Naviguer l’arrêt maladie pour dépression : vos premières démarches et droits
Lorsque la dépression frappe, la première étape est souvent la consultation médicale, menant à un potentiel arrêt de travail. Cette démarche, bien que nécessaire, soulève de nombreuses questions pratiques. Comment s’y prendre ? Quelles sont les obligations ?
Tout commence par un rendez-vous chez votre médecin traitant ou un psychiatre. Il est crucial d’être honnête et précis sur vos symptômes : troubles du sommeil, anxiété persistante, perte de motivation, pensées négatives. Plus le diagnostic est juste, meilleure sera la prise en charge. Le médecin établit alors un avis d’arrêt de travail, composé de trois volets distincts.
Les volets 1 et 2 sont destinés à votre Caisse Primaire d’Assurance Maladie (CPAM), à envoyer dans les 48 heures, ou transmis directement par le professionnel de santé. Le volet 3 est pour votre employeur ; il est important de noter qu’il ne mentionne jamais le diagnostic, garantissant ainsi votre secret médical. Cette transmission doit également se faire dans les 48 heures. Respecter ces délais est essentiel pour le bon déroulement de votre prise en charge.
Indemnités journalières et maintien de salaire : sécuriser votre situation financière
La question financière est souvent une source d’inquiétude majeure lors d’un arrêt de travail. Les indemnités journalières (IJ) de la Sécurité sociale visent à compenser une partie de votre perte de revenus, mais elles ne sont pas versées dès le premier jour. Un délai de carence de trois jours est généralement appliqué, ce qui signifie que les indemnités commencent à être versées à partir du quatrième jour d’arrêt. Certaines conventions collectives, cependant, peuvent prévoir un maintien de salaire dès le premier jour, il est donc impératif de vérifier les spécificités de la vôtre.

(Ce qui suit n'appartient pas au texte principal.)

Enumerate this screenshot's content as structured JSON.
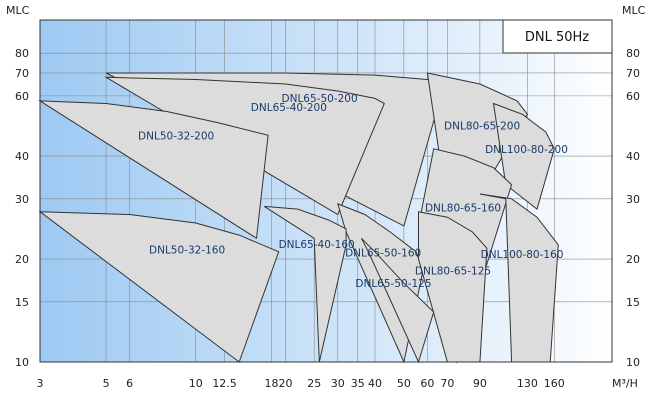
{
  "chart_data": {
    "type": "area",
    "title": "DNL 50Hz",
    "xlabel": "M³/H",
    "ylabel": "MLC",
    "x_scale": "log",
    "y_scale": "log",
    "xlim": [
      3,
      250
    ],
    "ylim": [
      10,
      100
    ],
    "x_ticks": [
      {
        "value": 3,
        "label": "3"
      },
      {
        "value": 5,
        "label": "5"
      },
      {
        "value": 6,
        "label": "6"
      },
      {
        "value": 10,
        "label": "10"
      },
      {
        "value": 12.5,
        "label": "12.5"
      },
      {
        "value": 18,
        "label": "18"
      },
      {
        "value": 20,
        "label": "20"
      },
      {
        "value": 25,
        "label": "25"
      },
      {
        "value": 30,
        "label": "30"
      },
      {
        "value": 35,
        "label": "35"
      },
      {
        "value": 40,
        "label": "40"
      },
      {
        "value": 50,
        "label": "50"
      },
      {
        "value": 60,
        "label": "60"
      },
      {
        "value": 70,
        "label": "70"
      },
      {
        "value": 90,
        "label": "90"
      },
      {
        "value": 130,
        "label": "130"
      },
      {
        "value": 160,
        "label": "160"
      }
    ],
    "x_tick_label_groups": [
      {
        "text": "1820",
        "values": [
          18,
          20
        ]
      }
    ],
    "y_ticks": [
      10,
      15,
      20,
      30,
      40,
      60,
      70,
      80
    ],
    "grid": true,
    "series": [
      {
        "name": "DNL50-32-200",
        "x": [
          3,
          5,
          8,
          12,
          17.5,
          16
        ],
        "y": [
          58,
          57,
          54,
          50,
          46,
          23
        ]
      },
      {
        "name": "DNL50-32-160",
        "x": [
          3,
          6,
          10,
          14,
          19,
          14
        ],
        "y": [
          27.5,
          27,
          25.5,
          23.5,
          21,
          10
        ]
      },
      {
        "name": "DNL65-40-200",
        "x": [
          5,
          10,
          20,
          30,
          40,
          43,
          30
        ],
        "y": [
          68,
          67,
          65,
          62,
          59,
          57,
          27
        ]
      },
      {
        "name": "DNL65-40-160",
        "x": [
          17,
          22,
          28,
          32,
          32,
          26,
          25
        ],
        "y": [
          28.5,
          28,
          26,
          24.5,
          22,
          10,
          23
        ]
      },
      {
        "name": "DNL65-50-200",
        "x": [
          5,
          10,
          20,
          40,
          60,
          68,
          50
        ],
        "y": [
          70,
          70,
          70,
          69,
          67,
          64,
          25
        ]
      },
      {
        "name": "DNL65-50-160",
        "x": [
          30,
          37,
          45,
          55,
          58,
          50,
          32
        ],
        "y": [
          29,
          27,
          24,
          21,
          18.5,
          10,
          24
        ]
      },
      {
        "name": "DNL65-50-125",
        "x": [
          36,
          40,
          50,
          63,
          56,
          38
        ],
        "y": [
          23,
          21,
          17,
          14,
          10,
          21
        ]
      },
      {
        "name": "DNL80-65-200",
        "x": [
          60,
          90,
          120,
          130,
          100,
          70
        ],
        "y": [
          70,
          65,
          58,
          53,
          36,
          28
        ]
      },
      {
        "name": "DNL80-65-160",
        "x": [
          63,
          80,
          100,
          115,
          75,
          56
        ],
        "y": [
          42,
          40,
          37,
          33,
          10,
          25
        ]
      },
      {
        "name": "DNL80-65-125",
        "x": [
          56,
          70,
          85,
          95,
          90,
          70,
          56
        ],
        "y": [
          27.5,
          26.5,
          24,
          21.5,
          10,
          10,
          20
        ]
      },
      {
        "name": "DNL100-80-200",
        "x": [
          100,
          125,
          150,
          160,
          140,
          110
        ],
        "y": [
          57,
          53,
          47,
          42,
          28,
          33
        ]
      },
      {
        "name": "DNL100-80-160",
        "x": [
          90,
          115,
          140,
          165,
          155,
          115,
          110
        ],
        "y": [
          31,
          30,
          26.5,
          22,
          10,
          10,
          30
        ]
      }
    ],
    "colors": {
      "region_fill": "#dcdcdc",
      "region_stroke": "#333333",
      "gradient_from": "#9dc9f2",
      "gradient_to": "#ffffff",
      "label": "#1a3a6b"
    }
  }
}
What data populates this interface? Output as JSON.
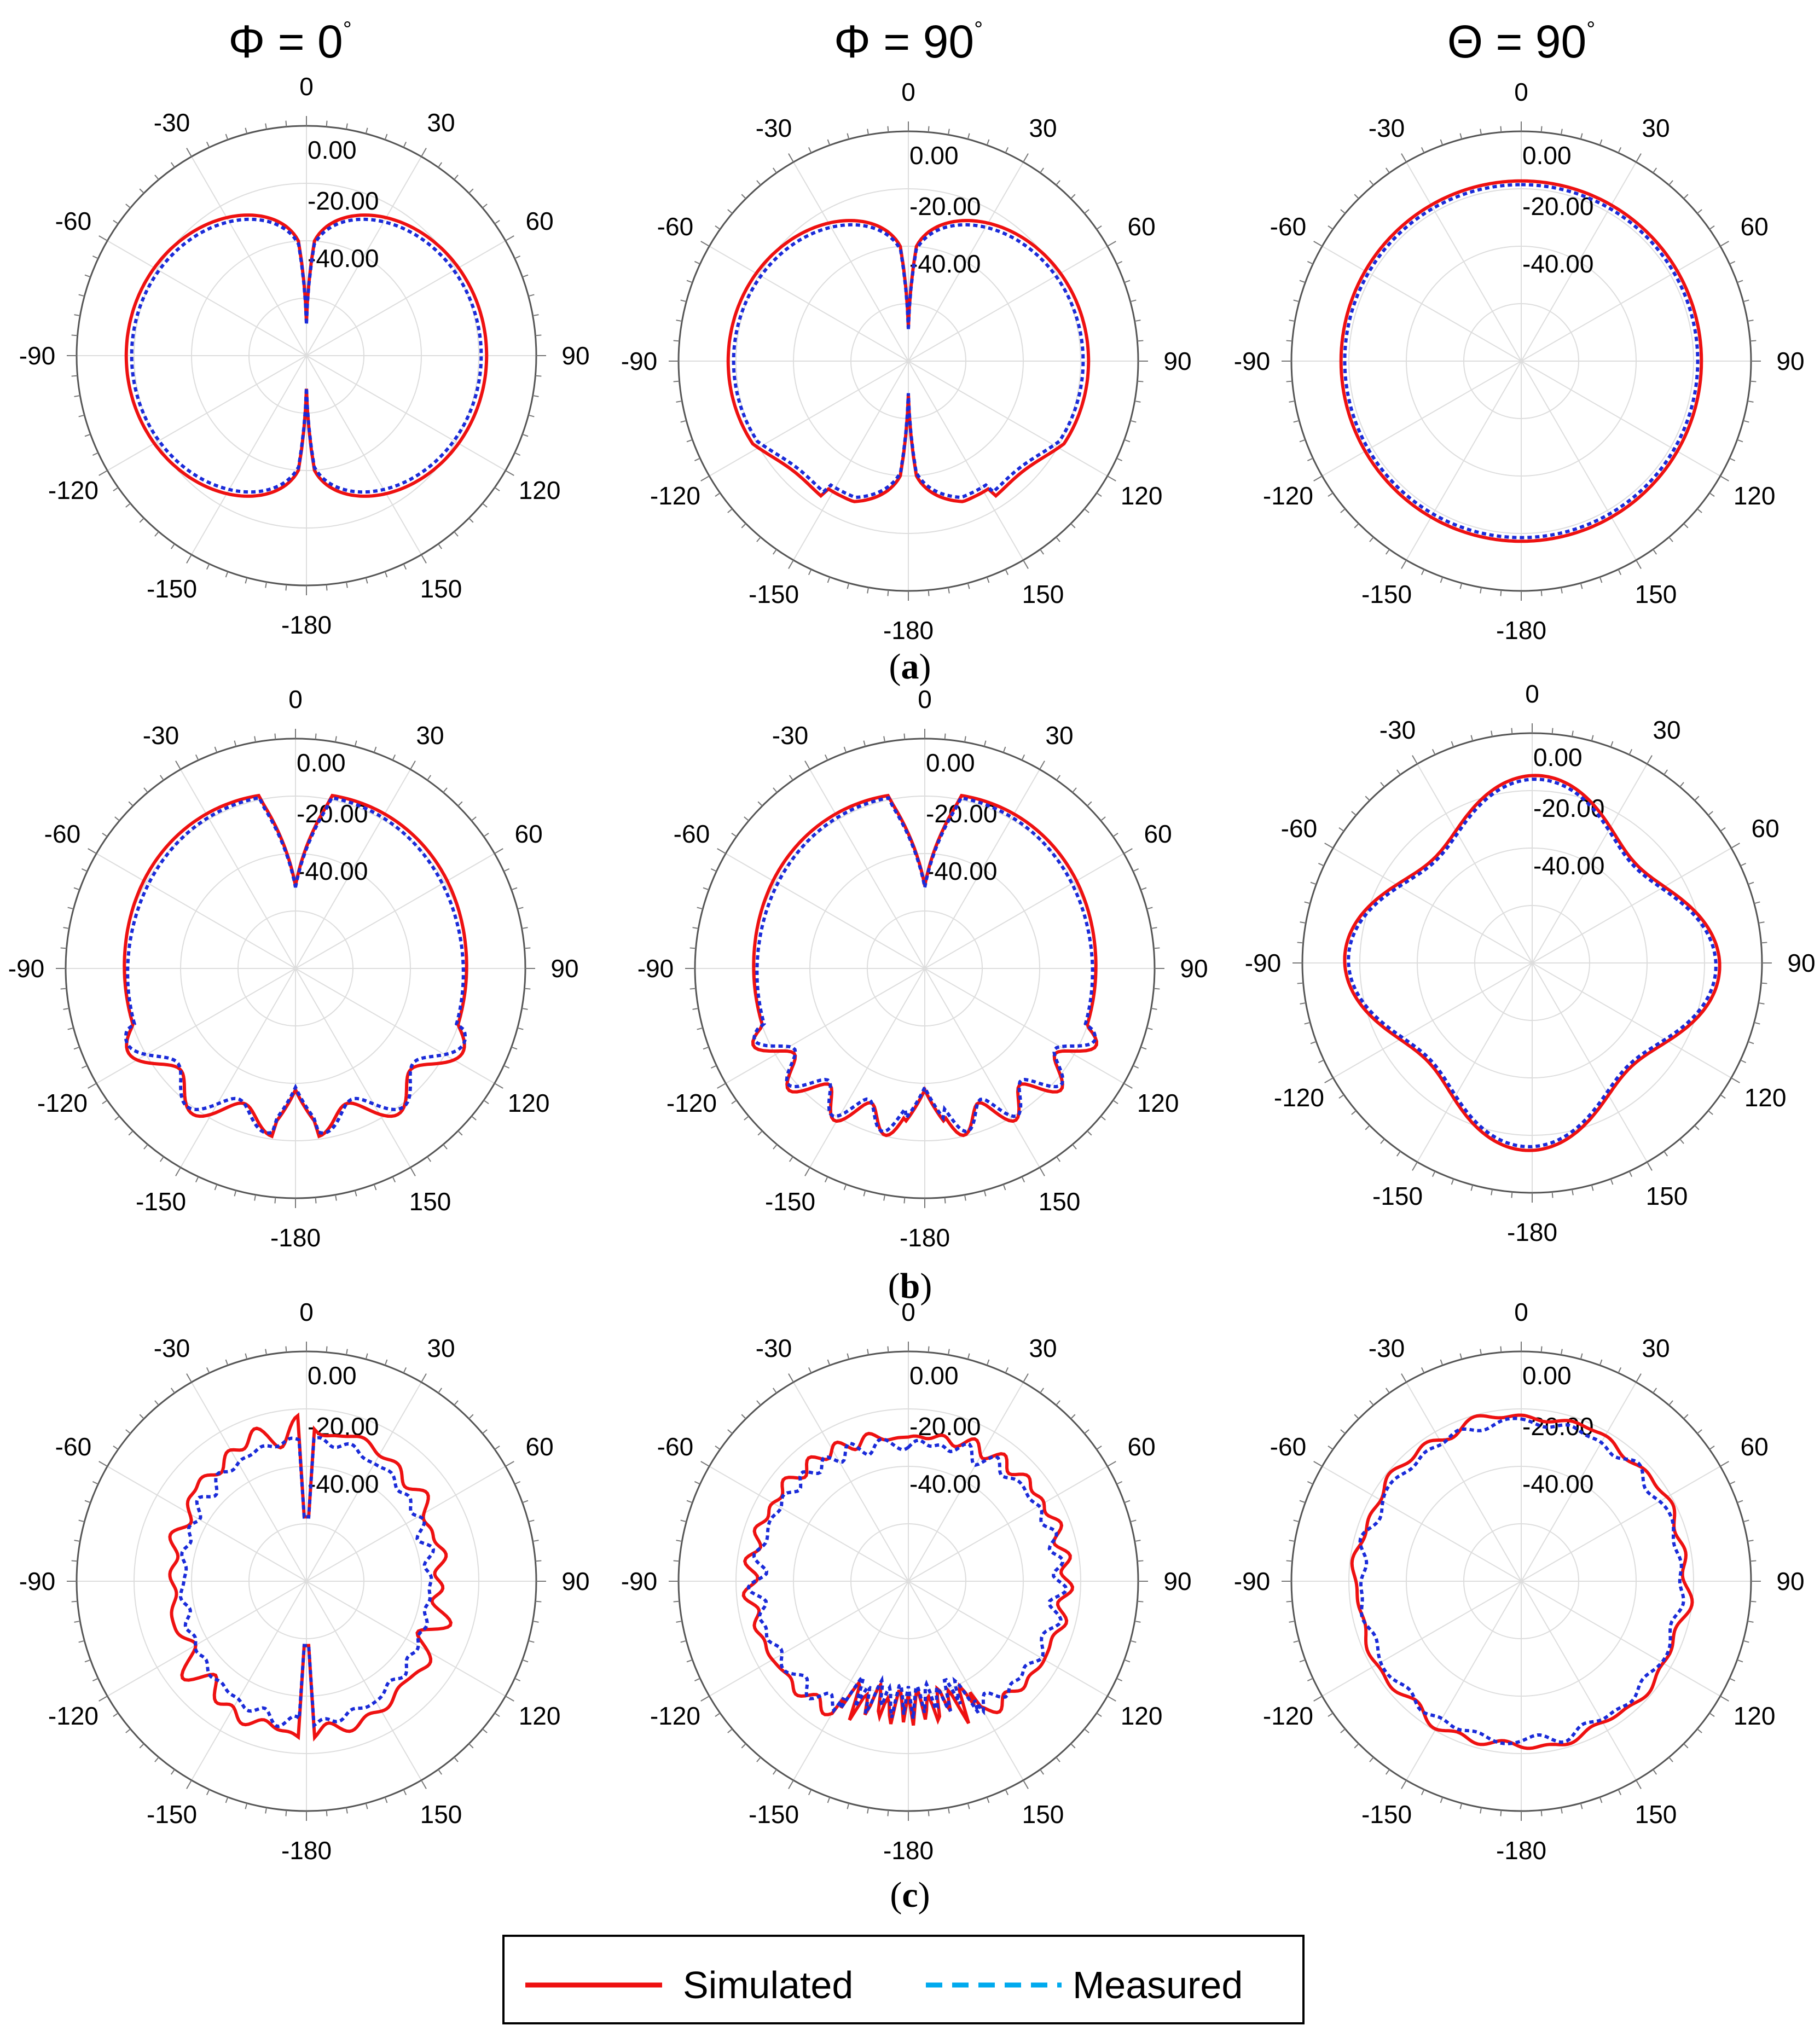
{
  "figure": {
    "column_titles": [
      {
        "main": "Φ = 0",
        "sup": "°"
      },
      {
        "main": "Φ = 90",
        "sup": "°"
      },
      {
        "main": "Θ = 90",
        "sup": "°"
      }
    ],
    "row_captions": [
      "a",
      "b",
      "c"
    ],
    "legend": [
      {
        "label": "Simulated",
        "color": "#ee1111",
        "style": "solid"
      },
      {
        "label": "Measured",
        "color": "#00aaee",
        "style": "dashed"
      }
    ]
  },
  "chart_data": [
    {
      "type": "polar",
      "row": "a",
      "column": "Φ = 0°",
      "angle_ticks": [
        "0",
        "30",
        "60",
        "90",
        "120",
        "150",
        "-180",
        "-150",
        "-120",
        "-90",
        "-60",
        "-30"
      ],
      "radial_labels": [
        "0.00",
        "-20.00",
        "-40.00"
      ],
      "rlim": [
        -50,
        0
      ],
      "series": [
        {
          "name": "Simulated",
          "model": {
            "kind": "sinshape",
            "floor": -46,
            "scale": 1.0
          }
        },
        {
          "name": "Measured",
          "model": {
            "kind": "sinshape",
            "floor": -46,
            "scale": 0.97
          }
        }
      ]
    },
    {
      "type": "polar",
      "row": "a",
      "column": "Φ = 90°",
      "angle_ticks": [
        "0",
        "30",
        "60",
        "90",
        "120",
        "150",
        "-180",
        "-150",
        "-120",
        "-90",
        "-60",
        "-30"
      ],
      "radial_labels": [
        "0.00",
        "-20.00",
        "-40.00"
      ],
      "rlim": [
        -50,
        0
      ],
      "series": [
        {
          "name": "Simulated",
          "model": {
            "kind": "sinshape",
            "floor": -46,
            "scale": 1.0,
            "rearShoulder": true
          }
        },
        {
          "name": "Measured",
          "model": {
            "kind": "sinshape",
            "floor": -46,
            "scale": 0.97,
            "rearShoulder": true
          }
        }
      ]
    },
    {
      "type": "polar",
      "row": "a",
      "column": "Θ = 90°",
      "angle_ticks": [
        "0",
        "30",
        "60",
        "90",
        "120",
        "150",
        "-180",
        "-150",
        "-120",
        "-90",
        "-60",
        "-30"
      ],
      "radial_labels": [
        "0.00",
        "-20.00",
        "-40.00"
      ],
      "rlim": [
        -50,
        0
      ],
      "series": [
        {
          "name": "Simulated",
          "model": {
            "kind": "circle",
            "r": 0.98
          }
        },
        {
          "name": "Measured",
          "model": {
            "kind": "circle",
            "r": 0.96
          }
        }
      ]
    },
    {
      "type": "polar",
      "row": "b",
      "column": "Φ = 0°",
      "angle_ticks": [
        "0",
        "30",
        "60",
        "90",
        "120",
        "150",
        "-180",
        "-150",
        "-120",
        "-90",
        "-60",
        "-30"
      ],
      "radial_labels": [
        "0.00",
        "-20.00",
        "-40.00"
      ],
      "rlim": [
        -50,
        0
      ],
      "series": [
        {
          "name": "Simulated",
          "model": {
            "kind": "backlobes",
            "nullDepth": 0.62,
            "ripple": 5,
            "scale": 1.0
          }
        },
        {
          "name": "Measured",
          "model": {
            "kind": "backlobes",
            "nullDepth": 0.62,
            "ripple": 5,
            "scale": 0.98,
            "phase": 0.6
          }
        }
      ]
    },
    {
      "type": "polar",
      "row": "b",
      "column": "Φ = 90°",
      "angle_ticks": [
        "0",
        "30",
        "60",
        "90",
        "120",
        "150",
        "-180",
        "-150",
        "-120",
        "-90",
        "-60",
        "-30"
      ],
      "radial_labels": [
        "0.00",
        "-20.00",
        "-40.00"
      ],
      "rlim": [
        -50,
        0
      ],
      "series": [
        {
          "name": "Simulated",
          "model": {
            "kind": "backlobes",
            "nullDepth": 0.55,
            "ripple": 8,
            "scale": 1.0
          }
        },
        {
          "name": "Measured",
          "model": {
            "kind": "backlobes",
            "nullDepth": 0.55,
            "ripple": 8,
            "scale": 0.98,
            "phase": 0.5
          }
        }
      ]
    },
    {
      "type": "polar",
      "row": "b",
      "column": "Θ = 90°",
      "angle_ticks": [
        "0",
        "30",
        "60",
        "90",
        "120",
        "150",
        "-180",
        "-150",
        "-120",
        "-90",
        "-60",
        "-30"
      ],
      "radial_labels": [
        "0.00",
        "-20.00",
        "-40.00"
      ],
      "rlim": [
        -50,
        0
      ],
      "series": [
        {
          "name": "Simulated",
          "model": {
            "kind": "clover",
            "lobes": 4,
            "depth": 0.12,
            "scale": 1.0
          }
        },
        {
          "name": "Measured",
          "model": {
            "kind": "clover",
            "lobes": 4,
            "depth": 0.12,
            "scale": 0.98
          }
        }
      ]
    },
    {
      "type": "polar",
      "row": "c",
      "column": "Φ = 0°",
      "angle_ticks": [
        "0",
        "30",
        "60",
        "90",
        "120",
        "150",
        "-180",
        "-150",
        "-120",
        "-90",
        "-60",
        "-30"
      ],
      "radial_labels": [
        "0.00",
        "-20.00",
        "-40.00"
      ],
      "rlim": [
        -50,
        0
      ],
      "series": [
        {
          "name": "Simulated",
          "model": {
            "kind": "noisy",
            "base": 0.78,
            "amp": 0.07,
            "seed": 3,
            "freq": 14,
            "null": true
          }
        },
        {
          "name": "Measured",
          "model": {
            "kind": "noisy",
            "base": 0.72,
            "amp": 0.06,
            "seed": 7,
            "freq": 16,
            "null": true
          }
        }
      ]
    },
    {
      "type": "polar",
      "row": "c",
      "column": "Φ = 90°",
      "angle_ticks": [
        "0",
        "30",
        "60",
        "90",
        "120",
        "150",
        "-180",
        "-150",
        "-120",
        "-90",
        "-60",
        "-30"
      ],
      "radial_labels": [
        "0.00",
        "-20.00",
        "-40.00"
      ],
      "rlim": [
        -50,
        0
      ],
      "series": [
        {
          "name": "Simulated",
          "model": {
            "kind": "noisywide",
            "base": 0.82,
            "amp": 0.06,
            "seed": 11,
            "freq": 18
          }
        },
        {
          "name": "Measured",
          "model": {
            "kind": "noisywide",
            "base": 0.78,
            "amp": 0.07,
            "seed": 5,
            "freq": 22
          }
        }
      ]
    },
    {
      "type": "polar",
      "row": "c",
      "column": "Θ = 90°",
      "angle_ticks": [
        "0",
        "30",
        "60",
        "90",
        "120",
        "150",
        "-180",
        "-150",
        "-120",
        "-90",
        "-60",
        "-30"
      ],
      "radial_labels": [
        "0.00",
        "-20.00",
        "-40.00"
      ],
      "rlim": [
        -50,
        0
      ],
      "series": [
        {
          "name": "Simulated",
          "model": {
            "kind": "noisyround",
            "base": 0.9,
            "amp": 0.05,
            "seed": 13,
            "freq": 10
          }
        },
        {
          "name": "Measured",
          "model": {
            "kind": "noisyround",
            "base": 0.87,
            "amp": 0.05,
            "seed": 17,
            "freq": 12
          }
        }
      ]
    }
  ]
}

Les montants des indemnités journalières de la CPAM varient selon la durée de votre arrêt. Du 4ème au 30ème jour, elles s’élèvent généralement à 50 % de votre salaire journalier de base, sous réserve d’avoir travaillé un certain nombre d’heures les mois précédents. Au-delà de 30 jours, et avec une ancienneté minimale d’un an, un complément peut être versé par votre employeur, portant le maintien à un pourcentage plus élevé de votre salaire brut, selon les termes de votre convention collective. Pour les arrêts de très longue durée, la Sécurité sociale maintient ses versements, avec des conditions de cotisation spécifiques et des plafonds à respecter en 2026.
Pour connaître précisément vos droits en matière de maintien de salaire, un réflexe utile est de vous rapprocher de votre service des Ressources Humaines ou d’un délégué syndical. Ils pourront vous informer sur les garanties offertes par votre convention collective, qui peuvent parfois être très avantageuses, prévoyant par exemple un maintien à 100% pendant plusieurs mois dans certains secteurs.
L’Affection Longue Durée (ALD 23) : un bouclier méconnu pour la dépression sévère
Lorsque la dépression s’installe durablement, devenant sévère, récurrente ou résistant aux traitements habituels, un dispositif spécifique de l’Assurance Maladie peut entrer en jeu : la reconnaissance en Affection Longue Durée (ALD 23). Cette qualification, souvent méconnue, offre une protection financière et un cadre de soins particulièrement avantageux pour les patients atteints de troubles psychiatriques chroniques.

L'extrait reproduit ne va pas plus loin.